Considering the success she tasted here, has she ever repented not getting back to Bollywood? “No. I was very happy in the South. The doors there were always open, but I was so used to the professionalism in the South. The money was good, there were no tantrums or politics…,” she smiles.

Of course, it helped that she got to work with the best in the business, from K. Balachander (Paarthale Paravasam) to Mani Ratnam (Kannathil Muththamittal).

Chucking all the fame for marriage must have been difficult. “Everything has to be systematic in life. I worked well and delivered what was demanded of me. I did not want to leave the circus after people left. I quit at the peak of my career. And, returned once my son Adheep turned a year-and-a-half.”

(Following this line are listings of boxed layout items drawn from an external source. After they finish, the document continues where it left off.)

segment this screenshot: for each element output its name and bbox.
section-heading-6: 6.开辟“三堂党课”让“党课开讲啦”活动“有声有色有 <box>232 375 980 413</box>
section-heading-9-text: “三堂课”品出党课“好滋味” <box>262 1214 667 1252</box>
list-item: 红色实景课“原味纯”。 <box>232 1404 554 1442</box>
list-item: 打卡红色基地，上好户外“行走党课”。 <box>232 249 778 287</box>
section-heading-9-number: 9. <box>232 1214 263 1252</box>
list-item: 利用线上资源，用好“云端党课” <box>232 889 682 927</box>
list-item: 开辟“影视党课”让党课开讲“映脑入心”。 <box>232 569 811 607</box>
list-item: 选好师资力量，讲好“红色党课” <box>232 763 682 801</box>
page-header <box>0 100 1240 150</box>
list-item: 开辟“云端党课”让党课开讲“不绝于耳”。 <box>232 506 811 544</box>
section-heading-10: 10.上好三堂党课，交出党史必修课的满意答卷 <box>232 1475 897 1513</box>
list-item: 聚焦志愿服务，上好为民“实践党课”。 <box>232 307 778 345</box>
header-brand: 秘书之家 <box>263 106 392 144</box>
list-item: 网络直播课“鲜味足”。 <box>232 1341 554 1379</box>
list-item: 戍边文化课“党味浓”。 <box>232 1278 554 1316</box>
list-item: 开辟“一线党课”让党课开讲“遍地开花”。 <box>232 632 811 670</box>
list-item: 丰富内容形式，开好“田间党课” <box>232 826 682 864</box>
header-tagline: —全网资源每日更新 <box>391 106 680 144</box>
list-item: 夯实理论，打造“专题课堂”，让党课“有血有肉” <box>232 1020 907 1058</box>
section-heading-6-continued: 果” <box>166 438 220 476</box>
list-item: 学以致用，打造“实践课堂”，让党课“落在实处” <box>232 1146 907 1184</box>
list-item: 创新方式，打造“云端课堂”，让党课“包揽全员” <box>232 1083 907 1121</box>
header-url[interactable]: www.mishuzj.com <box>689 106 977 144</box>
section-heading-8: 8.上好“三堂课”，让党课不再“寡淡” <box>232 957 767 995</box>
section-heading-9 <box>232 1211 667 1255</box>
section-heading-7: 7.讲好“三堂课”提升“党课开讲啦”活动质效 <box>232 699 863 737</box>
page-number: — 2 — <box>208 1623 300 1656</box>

And, the second innings (think Seval and VA and the to-be released TN 07 AL 4777 and Ayindham Padai) “has been nice, but I really wish people wrote roles for me. I firmly believe actors should not be wasted in regular character roles. Creators should think out of the box,” she says. “Remember Kovilpatti Veeralakshmi and Kannathil Muththamittal that I did some years ago? I am still the same actor,” she quips.

Such variety in roles, however, came her way with Simran Thirai on television that took her to the drawing rooms of most homes. The actor says it was great while it lasted. “TV has reach, yes, but, it is so much hard work.” Will she opt for the medium again? “I can’t predict, and am not ruling out anything.”

Now, the pretty actor is chilling out in Mumbai for a month with her school-going son. “A lot of scripts have come my way, but only something that is interesting will see me diverting attention from my kid,” laughs the happy mom, as her son prattles in the background.

Simran's take

Mani Ratnam: A principal,who can teach you lessons inacting, placing the camera anddirection.

K. Balachander: The god of expression. Introduced me to an actor I never knew existed within me.

Life's happiest moment: When Adheep was born.

Cinema is: Total entertainment. The message is not important.